А потом с чашей встал Святослав и уже заплетающимся языком произнес что-то несуразное, несколько раз поправляя сам себя, но, в конце концов, совсем запутавшись, помолчал секунд пять, Пытаясь поймать непослушную мысль, окончательно махнул на нее рукой, простодушно обвел осовелым взглядом всех присутствующих и громогласно заявил:
— А вот за все это сказанное давайте и выпьем.
— За что за это? — насмешливо крикнул с места Олег Игоревич. — Сам-то хоть понял, что скакал?
— Да-а, — уверенно протянул Святослав. — За все хорошее.
— А за что именно? — продолжал придираться Олег, но тут на него дружно зашикали, и он, криво ухмыльнувшись, умолк.
— А сейчас нас гусляр своими песнями побалует, — объявил немного погодя Глеб и громко хлопнул три раза в ладоши. Прислужник у входа шустро исчез и спустя минуту появился, держа полог открытым для шедшего следом Стожара. Вошел тот степенно, с достоинством. Вскинув голову, огляделся по сторонам, поклонился всем с достоинством, а Константину уважительно кивнул, приветствуя его отдельно, и еле заметно улыбнулся, когда подмигнул в ответ князь. Тут же посылались заказы:
— Спой ту, что про братьев. Ну, как они наследство делили.
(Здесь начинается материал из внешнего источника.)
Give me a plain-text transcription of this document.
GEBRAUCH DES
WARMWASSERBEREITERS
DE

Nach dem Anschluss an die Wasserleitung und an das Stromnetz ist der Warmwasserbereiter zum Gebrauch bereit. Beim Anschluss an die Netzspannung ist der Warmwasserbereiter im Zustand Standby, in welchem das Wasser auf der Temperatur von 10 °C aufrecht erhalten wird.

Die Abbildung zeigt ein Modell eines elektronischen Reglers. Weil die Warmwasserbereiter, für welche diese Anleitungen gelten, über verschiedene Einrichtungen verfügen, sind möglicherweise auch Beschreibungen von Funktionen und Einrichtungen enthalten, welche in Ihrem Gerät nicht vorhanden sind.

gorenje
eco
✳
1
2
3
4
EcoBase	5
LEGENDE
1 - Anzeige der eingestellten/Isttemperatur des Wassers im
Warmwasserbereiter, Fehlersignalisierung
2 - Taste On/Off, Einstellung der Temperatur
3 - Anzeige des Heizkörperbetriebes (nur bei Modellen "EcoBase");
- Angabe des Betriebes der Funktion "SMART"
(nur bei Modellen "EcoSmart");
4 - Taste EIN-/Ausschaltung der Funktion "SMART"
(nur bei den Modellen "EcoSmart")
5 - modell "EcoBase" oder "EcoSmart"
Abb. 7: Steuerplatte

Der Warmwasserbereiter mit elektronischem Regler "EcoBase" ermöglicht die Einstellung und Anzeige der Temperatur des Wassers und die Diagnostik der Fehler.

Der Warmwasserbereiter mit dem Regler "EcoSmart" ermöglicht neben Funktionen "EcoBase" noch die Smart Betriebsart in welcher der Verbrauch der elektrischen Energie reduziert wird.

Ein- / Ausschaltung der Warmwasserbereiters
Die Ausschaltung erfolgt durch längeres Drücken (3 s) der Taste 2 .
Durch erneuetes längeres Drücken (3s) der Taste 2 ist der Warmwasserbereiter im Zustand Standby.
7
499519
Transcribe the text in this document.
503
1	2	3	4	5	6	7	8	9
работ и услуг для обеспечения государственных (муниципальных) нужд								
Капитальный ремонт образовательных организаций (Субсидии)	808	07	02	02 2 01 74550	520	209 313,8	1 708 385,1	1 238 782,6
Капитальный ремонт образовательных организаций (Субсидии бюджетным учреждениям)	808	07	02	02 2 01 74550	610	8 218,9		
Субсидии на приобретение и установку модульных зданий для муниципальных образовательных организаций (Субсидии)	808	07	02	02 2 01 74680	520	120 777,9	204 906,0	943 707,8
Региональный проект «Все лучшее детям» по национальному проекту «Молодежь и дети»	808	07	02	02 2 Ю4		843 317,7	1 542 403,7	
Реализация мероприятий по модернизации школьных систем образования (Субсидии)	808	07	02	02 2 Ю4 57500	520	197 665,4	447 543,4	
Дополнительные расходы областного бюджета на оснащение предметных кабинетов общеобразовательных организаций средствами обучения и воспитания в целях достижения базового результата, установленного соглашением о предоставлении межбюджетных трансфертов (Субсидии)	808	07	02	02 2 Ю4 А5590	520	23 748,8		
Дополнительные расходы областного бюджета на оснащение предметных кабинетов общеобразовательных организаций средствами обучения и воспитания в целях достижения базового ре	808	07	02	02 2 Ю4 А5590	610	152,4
— Нет, как поп с монашкой по грибы ходили. Она веселее.
— Да нет, лучше про Илейку Муромца.
— Песня, она ведь как дитя, — оборвал, наконец, нестройный хор своим зычным голосом гусляр. — Какое родится, и отцу самому неведомо. И петь ее, пока она сама этого не захочет, негоже. Тогда она себя показать во всей красе не сможет. А посему я ноне спою новую. Она у меня только для князей припасена.
И он легонько тронул рукой струны гуслей. Мелодичным, еле слышным пением отозвались они на призыв хозяина. В шатре воцарилась тишина, а гусляр, уже сильнее, еще раз провел по ним рукой и запел. Поначалу Константин даже не понял, о чем песня. Что-то про князя жестокого, нрав его злобный, затем про его бояр, таких же бессердечных, как их господин, как тяжело людишкам простым под рукою его суровой жить, негде им правду отыскать и не у кого заступы попросить. И дошла тогда до Бога безутешная людская молитва, и, прогневившись, послал он на князя злобного зверье хищное и люд разбойный.
Ран во множестве нанесли ему,
И руда горячая с ран на землю капала,
Поначалу капала, а потом струей пошла.
Да не чистою струею, алою,
А все темною, злобной, черною.
И тут до Константина стало доходить, что сочинил Стожар эту песню про него самого. Ну точно — про него. Правда, события после ранения гусляр изрядно исказил. Не было у него жаркой молитвы, обращенной к Господу Богу. Далее гусляр пел про то, как Бог поверил злому князю и даровал ему жизнь, а потенциальный покойник, которого уже собирались соборовать и в последний путь провожать, на следующий день бодро вскочил с постели и помчался творить добро, после чего подробно и конкретно перечислялись все эти деяния.
«Надо же, ничего не забыл, — подумал Константин. — Как холопку злой жене не дал забить безвинно, — это про Купаву, конечно; как мальчишку убогого пригрел — а это кто ж такой, ах да, Минька; как старикам бездомным приют дал — ну это ясно; как смерда от тиуна защитил — когда это, не помню, разве что случай со Славкой подходит...»
А гусляр тем временем перешел к княжескому суду. На нем он присутствовал самолично, поэтому было дано подробнейшее описание не только реакции истцов и ответчиков — «понапрасну злой боярин ковы гнусные точил», «обомлела вдова горемычная, слезы радости текут у страдалицы», — но также мудрости князя, его сердечности и доброты — «а холопы тож будто дети мне, дети малые, беззащитные, и в обиду их никому не дам, отведу беду, разгоню печаль...».
Константин аж засмущался — до чего же хороший дядька из него получился, прямо хоть сейчас всего цементом облепить и на постамент.
Концовка была неожиданная и назидательная для всех присутствующих. Стожар призывал не дожидаться, когда придет смертный час, ибо не всегда Господь такую милость, как жизнь, грешникам страшным дарить будет, творить добро прямо сейчас, наполнять жизнь людей благом, светом, теплом, чтобы потом на могиле не злая крапива выросла, а золотой цветок, блеском своим освещающий дорогу в рай.
Последний раз ударил Стожар по гуслям, последний звук стих уже в тишине, а молчание еще царило под куполом шатра, пока его, наконец, не прервал голос окончательно опьяневшего Святослава:
— Я тоже хочу... цветок золотой.
— Так это над могилой твоей он взойдет, — тихонько заметил Ингварь.